The facts given above suggest that the curling is caused by a contraction of the inner layer working against the relatively firm mesogloea. In order to test this, longitudinal halves of oscular tubes were held at one end by means of a needle and brushed repeatedly on their inner surface. The end damaged by the needle was then cut away and the behaviour of the brushed pieces was compared with that of the control halves. The latter underwent the normal process of curling and healing, even after their dermal surface had been brushed for the same number of times as had the inner surface of the other halves. The pieces without their choanoderm, however, after partially recovering their initial curvature (for they are flattened by the brushing), rapidly shrank and became saddle-shaped (fig. 4, c). The resulting appearance indicates that the pieces had curved towards the dermal side in the longitudinal plane, while decreasing their transverse curvature at each end. Table 2 shows the typical changes in size of a piece brushed on the choanodermal side. The changes in width are due to shrinkage and not to curling inwards in this case, while the changes in apparent length are due partly to the arching towards the dermal side and partly to shrinkage. The rate of shrinkage decreases as the spicules become closely packed together. At 43I h the piece had lost its longitudinal curvature, which accounts for the apparent increase in length.

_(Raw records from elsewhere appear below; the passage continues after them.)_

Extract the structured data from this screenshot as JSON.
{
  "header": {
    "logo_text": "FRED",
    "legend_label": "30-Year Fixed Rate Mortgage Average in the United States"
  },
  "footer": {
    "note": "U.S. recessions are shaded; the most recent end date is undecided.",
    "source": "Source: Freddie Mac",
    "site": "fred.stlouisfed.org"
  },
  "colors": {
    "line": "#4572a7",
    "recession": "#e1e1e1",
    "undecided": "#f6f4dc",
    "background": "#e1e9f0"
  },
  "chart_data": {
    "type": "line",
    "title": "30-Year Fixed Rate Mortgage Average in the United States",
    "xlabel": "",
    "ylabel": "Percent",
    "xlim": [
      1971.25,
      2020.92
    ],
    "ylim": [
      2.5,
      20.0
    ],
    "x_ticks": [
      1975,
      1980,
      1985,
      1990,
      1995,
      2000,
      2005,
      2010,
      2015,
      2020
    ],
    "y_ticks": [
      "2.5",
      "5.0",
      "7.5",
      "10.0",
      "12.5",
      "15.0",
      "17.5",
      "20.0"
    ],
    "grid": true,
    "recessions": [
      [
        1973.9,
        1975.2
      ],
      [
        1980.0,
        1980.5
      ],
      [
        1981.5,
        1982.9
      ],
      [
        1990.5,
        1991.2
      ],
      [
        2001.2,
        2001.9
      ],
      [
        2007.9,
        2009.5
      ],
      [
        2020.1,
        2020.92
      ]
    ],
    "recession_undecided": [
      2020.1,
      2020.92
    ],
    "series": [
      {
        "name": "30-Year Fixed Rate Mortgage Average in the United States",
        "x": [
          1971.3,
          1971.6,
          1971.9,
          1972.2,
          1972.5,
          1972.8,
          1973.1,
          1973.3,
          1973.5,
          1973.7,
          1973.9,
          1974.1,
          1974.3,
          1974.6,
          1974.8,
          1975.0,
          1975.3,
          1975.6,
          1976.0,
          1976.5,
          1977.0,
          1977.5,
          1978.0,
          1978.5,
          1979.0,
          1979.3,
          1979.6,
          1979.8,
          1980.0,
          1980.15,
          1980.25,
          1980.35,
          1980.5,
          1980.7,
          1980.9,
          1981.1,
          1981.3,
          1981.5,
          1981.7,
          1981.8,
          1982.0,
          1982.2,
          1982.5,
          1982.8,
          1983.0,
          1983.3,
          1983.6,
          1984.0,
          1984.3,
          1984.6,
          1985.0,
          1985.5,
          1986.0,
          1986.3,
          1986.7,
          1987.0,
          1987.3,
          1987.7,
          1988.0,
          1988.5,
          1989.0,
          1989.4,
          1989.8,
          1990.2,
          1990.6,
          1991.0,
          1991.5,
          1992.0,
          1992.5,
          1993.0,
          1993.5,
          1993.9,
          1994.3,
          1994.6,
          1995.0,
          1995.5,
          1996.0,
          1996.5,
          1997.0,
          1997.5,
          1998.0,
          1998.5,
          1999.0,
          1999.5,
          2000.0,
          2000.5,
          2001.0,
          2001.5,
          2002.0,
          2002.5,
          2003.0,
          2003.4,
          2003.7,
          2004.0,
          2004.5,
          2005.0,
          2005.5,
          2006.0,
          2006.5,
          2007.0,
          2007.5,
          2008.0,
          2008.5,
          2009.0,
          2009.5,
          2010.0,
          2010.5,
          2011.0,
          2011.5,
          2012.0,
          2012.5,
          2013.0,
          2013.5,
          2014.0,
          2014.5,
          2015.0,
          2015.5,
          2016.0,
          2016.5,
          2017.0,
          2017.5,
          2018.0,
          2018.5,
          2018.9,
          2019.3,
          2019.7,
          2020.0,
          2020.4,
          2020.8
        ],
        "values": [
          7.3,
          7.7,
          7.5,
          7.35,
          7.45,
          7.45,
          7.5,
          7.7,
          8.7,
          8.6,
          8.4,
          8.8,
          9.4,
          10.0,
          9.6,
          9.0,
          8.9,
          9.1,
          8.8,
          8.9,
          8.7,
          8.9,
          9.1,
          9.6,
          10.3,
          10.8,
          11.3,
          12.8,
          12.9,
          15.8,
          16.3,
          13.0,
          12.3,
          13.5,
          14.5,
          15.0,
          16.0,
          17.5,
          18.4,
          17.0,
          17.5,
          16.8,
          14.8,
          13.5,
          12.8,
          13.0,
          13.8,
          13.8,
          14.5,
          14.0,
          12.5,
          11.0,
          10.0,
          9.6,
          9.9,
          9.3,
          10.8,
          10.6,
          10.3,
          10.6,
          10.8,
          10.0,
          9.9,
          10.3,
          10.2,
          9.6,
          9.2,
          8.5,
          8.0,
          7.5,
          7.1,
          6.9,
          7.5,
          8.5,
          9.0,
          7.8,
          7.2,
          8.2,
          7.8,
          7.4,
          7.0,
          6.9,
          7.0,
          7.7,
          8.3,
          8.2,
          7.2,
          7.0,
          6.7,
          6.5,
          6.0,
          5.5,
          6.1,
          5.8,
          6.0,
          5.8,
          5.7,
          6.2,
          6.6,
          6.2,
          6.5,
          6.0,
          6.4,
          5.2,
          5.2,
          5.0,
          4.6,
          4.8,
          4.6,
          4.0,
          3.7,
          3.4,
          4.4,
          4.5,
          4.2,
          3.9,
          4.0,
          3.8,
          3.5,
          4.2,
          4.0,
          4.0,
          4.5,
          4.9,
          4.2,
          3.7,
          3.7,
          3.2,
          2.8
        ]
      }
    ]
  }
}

As the brushed pieces shrink, a few large circular gaps form in the mesogloea between the spicule-rays. They may be derived from cavities originally occupied by porocytes, or possibly from small holes made by the bristles of the brush. These have been seen on pieces fixed immediately after the brushing. The enlargement of these cavities (which may reach 30 p, or more in diameter) and the very rapid shrinkage suggest that the mesogloeal substance has been softened and possibly reduced in volume.
The saddle-shape appears to be the result of a contraction of the dermal surface, possibly at the edges only, but in any case opposed by the interlocking rays of the spicules. The paired rays of the triradiates do not lie in the same plane (Jones, 1954b), but are inclined so as to embrace partially the oscular tube. The overlapping of the rays of a number of adjacent spicules would hence hinder any process tending to curve the wall transversely towards the dermal side, especially after the wall has shrunk and the spicules have become crowded together. Thus while a limited amount of longitudinal curling towards the dermal side is possible from the original straight condition, the contraction of the dermal layer merely results in a partial uncurling transversely at the ends of the piece. In the middle the piece remains markedly curled in the transverse plane, thereby accommodating the longitudinal curvature towards the dermal side of the lateral edges of the piece.
It is necessary to brush the pieces really well (over 50 strokes with a camelhaired brush) for the above to occur, for if the brushing is not sufficient to remove most of the collar-cells and porocytes, the pieces still tend to curl in both transverse and longitudinal planes to the original choanodermal side, although the curling is not so striking as with the controls. Such pieces usually have small islands of collar-cells remaining, and open pores and tiny spicules may be seen in the regions from which the collar-cells have been removed. The collar-cells tend to spread themselves out somewhat, and the internal epithelium becomes reorganized and causes the curling behaviour. In such pieces healing membranes develop at the ends and laterally, but they appear usually some distance from the original edges of the wall and at a later time than in the unbrushed pieces. Such membranes have even been obtained with well-brushed pieces, and by their contraction and spread they can induce a reversal of the longitudinal curvature and form a complete tube, roughly elliptical in cross-section, along the centre of the piece.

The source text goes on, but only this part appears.